Con el recambio parlamentario ya en marcha, los bloques de Provincias Unidas y la UCR atraviesan una semana clave para decidir su futuro en la Cámara baja, luego de varios traspiés a la hora de cerrar acuerdos internos.
En el caso de Provincias Unidas, la incógnita gira en torno a si podrá consolidarse como un interbloque sólido. Tras el levantamiento de la negociación por parte de algunos legisladores como Miguel Ángel Pichetto y Nicolás Massot, molestos porque se habrían enterado por la prensa de la designación como jefa del espacio de Gisela Scaglia, el armado vive tensiones internas.
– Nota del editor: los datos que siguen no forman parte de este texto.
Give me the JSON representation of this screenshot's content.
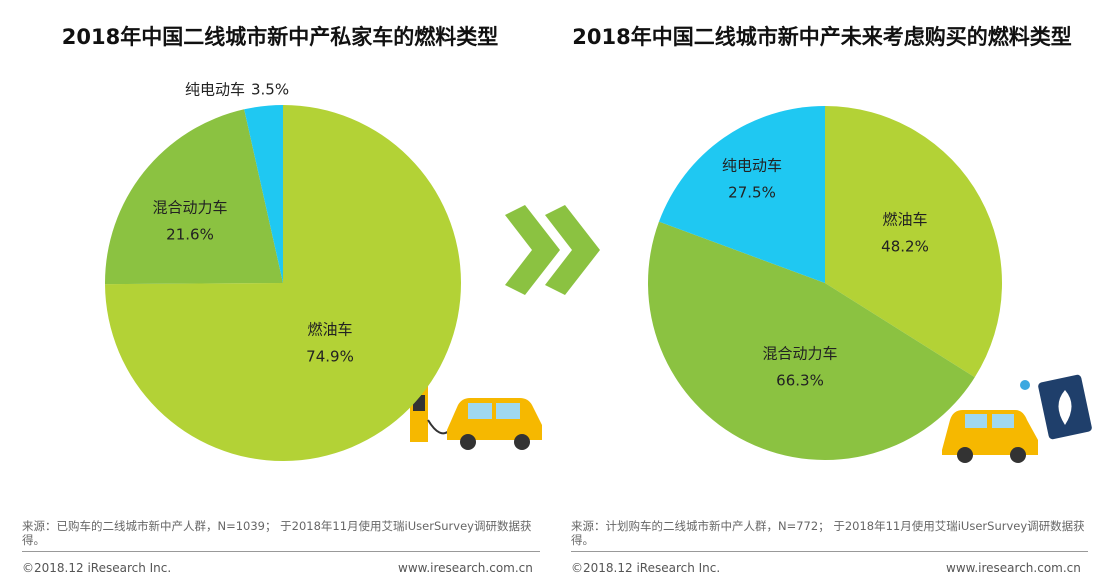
{
  "chart_data": [
    {
      "type": "pie",
      "title": "2018年中国二线城市新中产私家车的燃料类型",
      "categories": [
        "燃油车",
        "混合动力车",
        "纯电动车"
      ],
      "values": [
        74.9,
        21.6,
        3.5
      ],
      "value_labels": [
        "74.9%",
        "21.6%",
        "3.5%"
      ],
      "colors": [
        "#b3d236",
        "#8bc241",
        "#1fc8f2"
      ]
    },
    {
      "type": "pie",
      "title": "2018年中国二线城市新中产未来考虑购买的燃料类型",
      "categories": [
        "燃油车",
        "混合动力车",
        "纯电动车"
      ],
      "values": [
        48.2,
        66.3,
        27.5
      ],
      "value_labels": [
        "48.2%",
        "66.3%",
        "27.5%"
      ],
      "colors": [
        "#b3d236",
        "#8bc241",
        "#1fc8f2"
      ]
    }
  ],
  "footers": [
    {
      "source": "来源：已购车的二线城市新中产人群，N=1039； 于2018年11月使用艾瑞iUserSurvey调研数据获得。",
      "copyright": "©2018.12 iResearch Inc.",
      "website": "www.iresearch.com.cn"
    },
    {
      "source": "来源：计划购车的二线城市新中产人群，N=772； 于2018年11月使用艾瑞iUserSurvey调研数据获得。",
      "copyright": "©2018.12 iResearch Inc.",
      "website": "www.iresearch.com.cn"
    }
  ]
}
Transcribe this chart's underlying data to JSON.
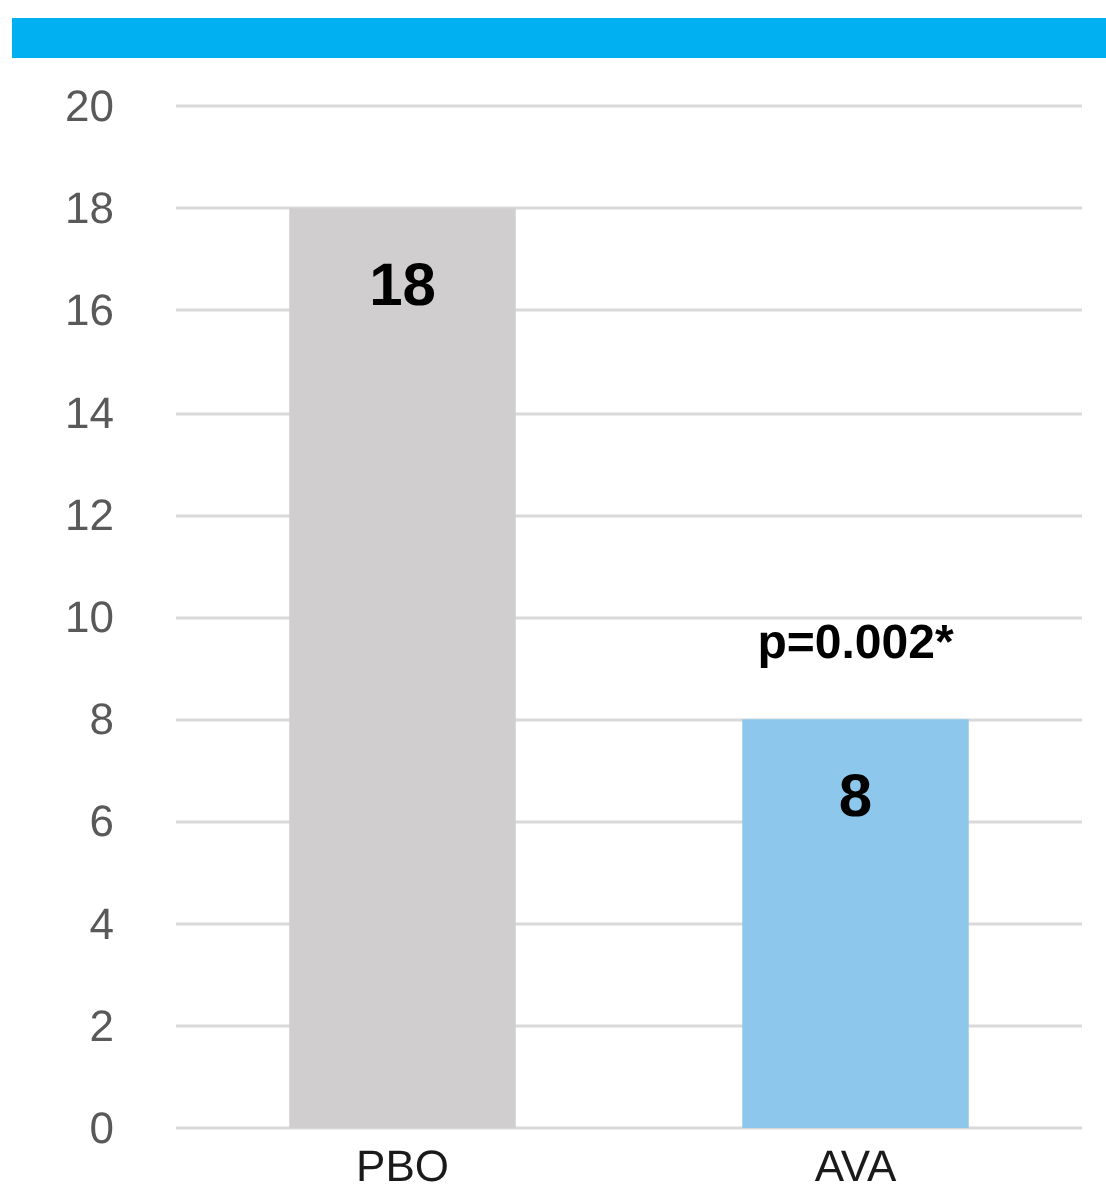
{
  "chart_data": {
    "type": "bar",
    "categories": [
      "PBO",
      "AVA"
    ],
    "values": [
      18,
      8
    ],
    "colors": [
      "#d0cecf",
      "#8dc8ec"
    ],
    "ylim": [
      0,
      20
    ],
    "yticks": [
      0,
      2,
      4,
      6,
      8,
      10,
      12,
      14,
      16,
      18,
      20
    ],
    "grid": "y",
    "data_labels": true,
    "annotations": [
      {
        "text": "p=0.002*",
        "x": "AVA",
        "y": 8
      }
    ]
  }
}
Del otro lado, la UCR lidia con su propio descenso parlamentario: con apenas ocho diputados nacionales, debe definir quién asumirá la presidencia del bloque entre figuras como Pamela Verasay y Karina Banfi, bajo la presión de reconstruir su influencia institucional.
En un contexto de polarización y con una tercera fuerza en pugna, ambas fuerzas evalúan si mantenerse juntas, fragmentarse o redefinir su estrategia. Las conversaciones continuaban este lunes con la premisa de cerrar definiciones antes del inicio de sesiones, con la urgencia de evitar una crisis de representación.